Jesucristo es el
humanismo más empalagoso de todos. ¡Qué toquen la sonata de piano en una
iglesia blanqueada! ¿No te basta? Pónganme un babero orlado. ¡Vamos!, seamos
amanerados: nuestros gestos afectados son la pureza de la beatitud. No somos
capaces de tocar la mugrienta tierra: nuestras narices respingadas son demasiado
pulcras, demasiado humanas y demasiado rasuradas. Sabemos de civilización.
Desde que nació
el cristianismo, el rencor acaramelado, el odio dulcificado, arremetió contra
el cetro sagrado de los bosques y las montañas, contra el puñado de hierba que se
eleva a través del viento agitado y libre. El cristianismo es la adoración al
individuo, un culto destinado a la urbe, el culto a la particularidad humana
por excelencia: tomó, con su mano despreciativa y puritana, la ciega devoción –¡ciega
de loca clarividencia!- que flotaba en la amplitud cósmica e insondable, y la
redujo a un individuo exclusivo. La adoración a la esencia impersonal en la naturaleza
viva fue traspasada a una adoración personalista centrada en el ser humano
particular, a despecho de la naturaleza, poblada de demonios, de falsos ídolos,
poblada de paganismo, en definitiva, ¡carente de espíritu, de vida, carente del
divino soplo, exclusividad del ser humano! Porque sólo el ser humano es imperecedero,
sólo en él reside el Espíritu Santo. ¡El lema principal de todo burgués ciudadano!

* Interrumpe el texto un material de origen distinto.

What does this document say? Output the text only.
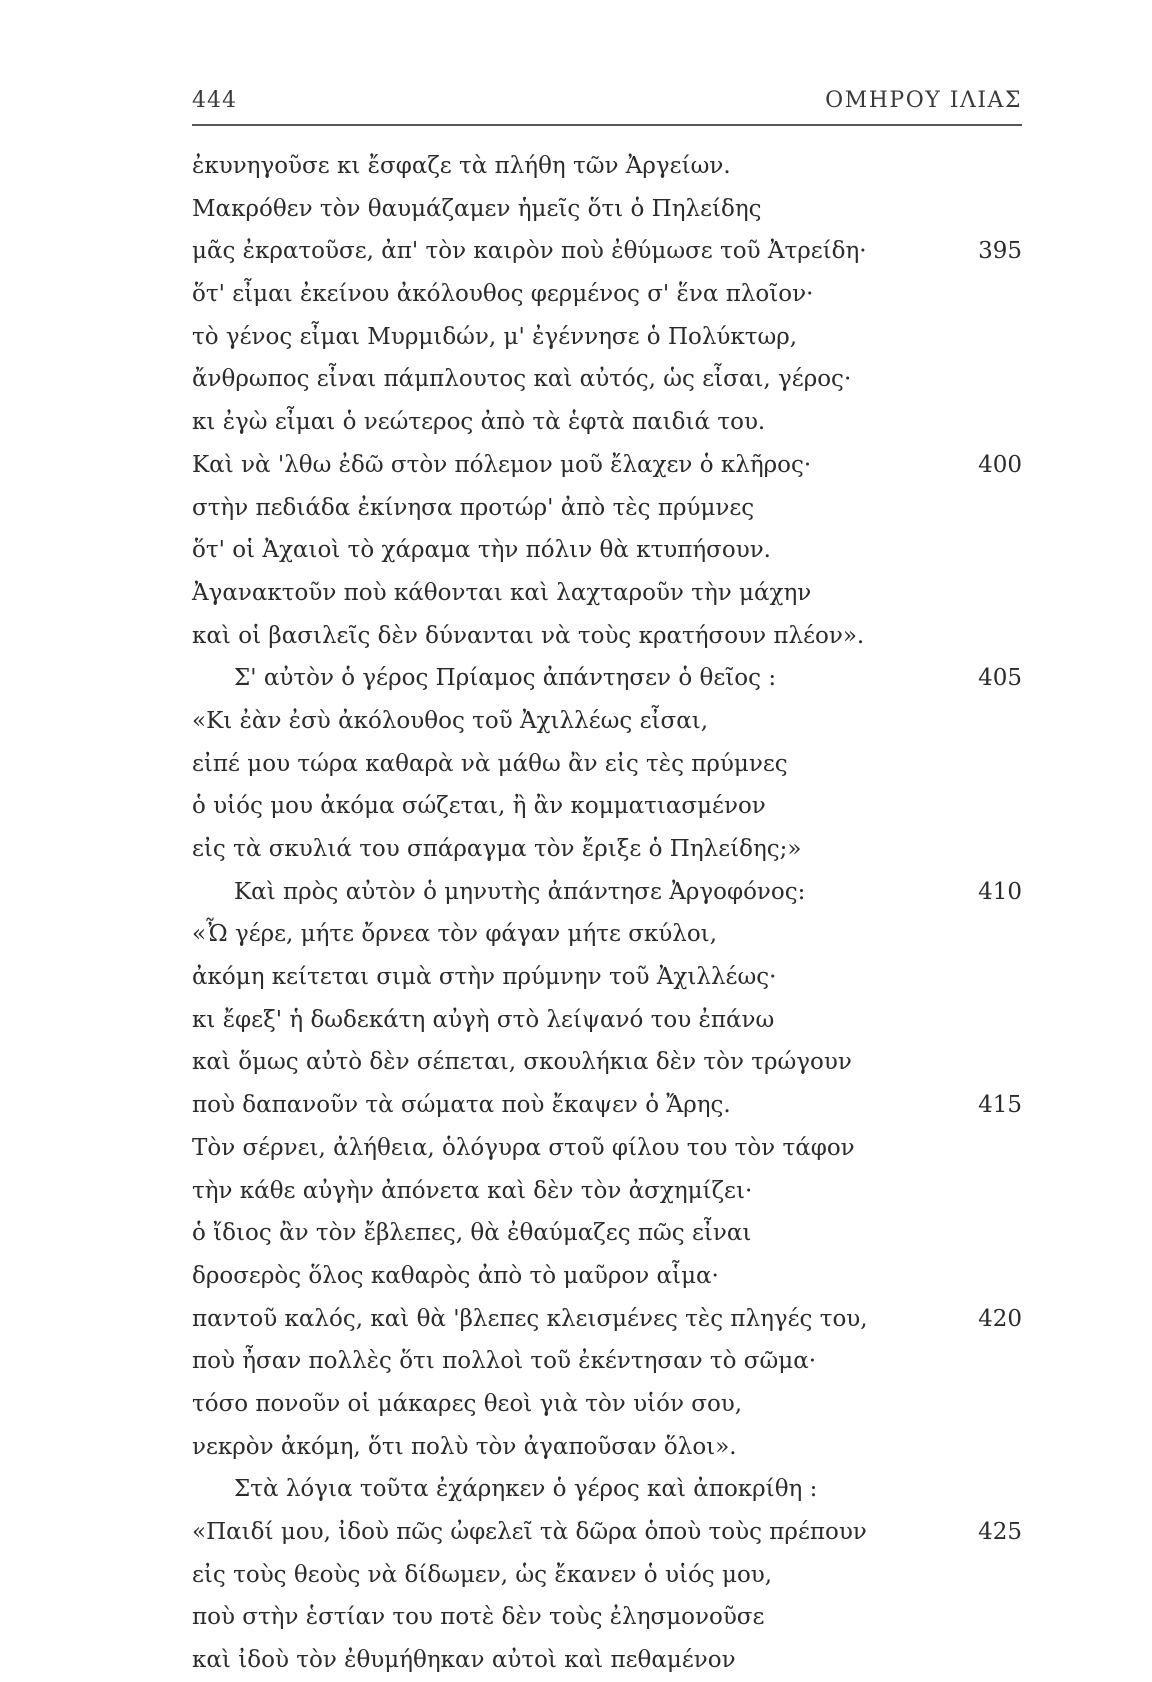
444	ΟΜΗΡΟΥ ΙΛΙΑΣ
ἐκυνηγοῦσε κι ἔσφαζε τὰ πλήθη τῶν Ἀργείων.
Μακρόθεν τὸν θαυμάζαμεν ἡμεῖς ὅτι ὁ Πηλείδης
μᾶς ἐκρατοῦσε, ἀπ' τὸν καιρὸν ποὺ ἐθύμωσε τοῦ Ἀτρείδη·	395
ὅτ' εἶμαι ἐκείνου ἀκόλουθος φερμένος σ' ἕνα πλοῖον·
τὸ γένος εἶμαι Μυρμιδών, μ' ἐγέννησε ὁ Πολύκτωρ,
ἄνθρωπος εἶναι πάμπλουτος καὶ αὐτός, ὡς εἶσαι, γέρος·
κι ἐγὼ εἶμαι ὁ νεώτερος ἀπὸ τὰ ἑφτὰ παιδιά του.
Καὶ νὰ 'λθω ἐδῶ στὸν πόλεμον μοῦ ἔλαχεν ὁ κλῆρος·	400
στὴν πεδιάδα ἐκίνησα προτώρ' ἀπὸ τὲς πρύμνες
ὅτ' οἱ Ἀχαιοὶ τὸ χάραμα τὴν πόλιν θὰ κτυπήσουν.
Ἀγανακτοῦν ποὺ κάθονται καὶ λαχταροῦν τὴν μάχην
καὶ οἱ βασιλεῖς δὲν δύνανται νὰ τοὺς κρατήσουν πλέον».
Σ' αὐτὸν ὁ γέρος Πρίαμος ἀπάντησεν ὁ θεῖος :	405
«Κι ἐὰν ἐσὺ ἀκόλουθος τοῦ Ἀχιλλέως εἶσαι,
εἰπέ μου τώρα καθαρὰ νὰ μάθω ἂν εἰς τὲς πρύμνες
ὁ υἱός μου ἀκόμα σώζεται, ἢ ἂν κομματιασμένον
εἰς τὰ σκυλιά του σπάραγμα τὸν ἔριξε ὁ Πηλείδης;»
Καὶ πρὸς αὐτὸν ὁ μηνυτὴς ἀπάντησε Ἀργοφόνος:	410
«Ὦ γέρε, μήτε ὄρνεα τὸν φάγαν μήτε σκύλοι,
ἀκόμη κείτεται σιμὰ στὴν πρύμνην τοῦ Ἀχιλλέως·
κι ἔφεξ' ἡ δωδεκάτη αὐγὴ στὸ λείψανό του ἐπάνω
καὶ ὅμως αὐτὸ δὲν σέπεται, σκουλήκια δὲν τὸν τρώγουν
ποὺ δαπανοῦν τὰ σώματα ποὺ ἔκαψεν ὁ Ἄρης.	415
Τὸν σέρνει, ἀλήθεια, ὁλόγυρα στοῦ φίλου του τὸν τάφον
τὴν κάθε αὐγὴν ἀπόνετα καὶ δὲν τὸν ἀσχημίζει·
ὁ ἴδιος ἂν τὸν ἔβλεπες, θὰ ἐθαύμαζες πῶς εἶναι
δροσερὸς ὅλος καθαρὸς ἀπὸ τὸ μαῦρον αἷμα·
παντοῦ καλός, καὶ θὰ 'βλεπες κλεισμένες τὲς πληγές του,	420
ποὺ ἦσαν πολλὲς ὅτι πολλοὶ τοῦ ἐκέντησαν τὸ σῶμα·
τόσο πονοῦν οἱ μάκαρες θεοὶ γιὰ τὸν υἱόν σου,
νεκρὸν ἀκόμη, ὅτι πολὺ τὸν ἀγαποῦσαν ὅλοι».
Στὰ λόγια τοῦτα ἐχάρηκεν ὁ γέρος καὶ ἀποκρίθη :
«Παιδί μου, ἰδοὺ πῶς ὠφελεῖ τὰ δῶρα ὁποὺ τοὺς πρέπουν	425
εἰς τοὺς θεοὺς νὰ δίδωμεν, ὡς ἔκανεν ὁ υἱός μου,
ποὺ στὴν ἑστίαν του ποτὲ δὲν τοὺς ἐλησμονοῦσε
καὶ ἰδοὺ τὸν ἐθυμήθηκαν αὐτοὶ καὶ πεθαμένον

¡El primer paso para la Revolución Industrial! ¡El primer atisbo de
cosificación de la naturaleza, objeto inerte, herramienta que se usa y desecha,
que se explota, que se arranca y arroja, creada para el humano, ser henchido de
ambición! La tierra pertenece a ese puritano sentado en un sillón real que se
eleva muy por encima de la mugre verde. Así lo dice Dios: “llenad la tierra, y
sojuzgadla” (Génesis 1:28). ¡Sojuzgadla!
El
cristianismo: ¡humanismo, no bondad! Humanismo con el ojo torvo, humanismo del
que mira de lado, del que ama la adhesión humana y posee lengua demasiado
humana y floja. ¡Y esa obsesión por el lenguaje, surgida del exceso de Palabra,
del exceso de logos, del exceso de sermón, del vicio de la escritura! Yo
prefiero la vívida imagen, o aún más: la pura idea sin imagen, labrada con su
sola fuerza. ¿No decía el necio de Tertuliano que solo se piensa con palabras?
¿De qué me sirve
un corazón de piedra ornamentado con palabras bonitas? ¿De qué me sirve un nido
de avispas revestido de pureza alada y constipada –ridícula pureza eunuca-? ¿De
qué un abismo recubierto por luz? ¿De qué me sirve lo agrio y lo amargo, la
rudeza bruta, el áspero sabor de la lija dura y pura, aderezada con azúcar, miel
y caramelo angelicales, con el dulzor más meloso y pegajoso? Tantos remilgos no
sirven para comunicar amor. Ni un ápice de amor se comunica por medio de ellos
para quien sabe mirar a través de la fingida imagen, penetrar el velo con el
filo de su mirada y capturar su núcleo en un instante. El bien no se adorna, ni
se sermonea con palabras afables que encierran malos sentimientos y bajas
pasiones. ¡Eufemismos! ¡El fariseo se trasladó de ahí, acá, dice el ángel señalando
el viejo templo!
Si quieres amor
y benevolencia hacia todos los seres -entismo o serismo en lugar de humanismo-,
lo hallarás en las flores y en los árboles: Jesús es una sombra. Leyendo la
vida de Jesús escrita en los Evangelios digo: ¡cuánta telenovela humanista y cuánta
obsesión por la biografía, por la historia, por el tiempo, por la hora, por el
minuto, por el reloj y por lo efímero! ¡Leyendo a Jesús de repente uno se
vuelve urbano y comerciante! Primero comercia para luego poder desprenderse de
sus riquezas: ¡pureza! Nunca aprendió nada de la tierra ni del viento, y el
frío no es una bendición, como la lluvia tampoco es ya una bendición para su
alma, sino una maldición para su cuerpo.
¡Yo prefiero
adorar al árbol sagrado, al árbol divino, cetro de Dios! Yo prefiero a un dios
hecho árbol. El árbol definitivamente es más elocuente que el humano, pero su
elocuencia no es vana: el mensaje llega intacto, sin ser traicionado. En cambio
la lengua a menudo traiciona el mensaje. A quien no es capaz de leer lo divino
en el Libro del Silencio, ¿dé que le sirven los libros sagrados? Quien no
comprende entregándose a la quietud, ¿cómo podrá comprender en el bullicio?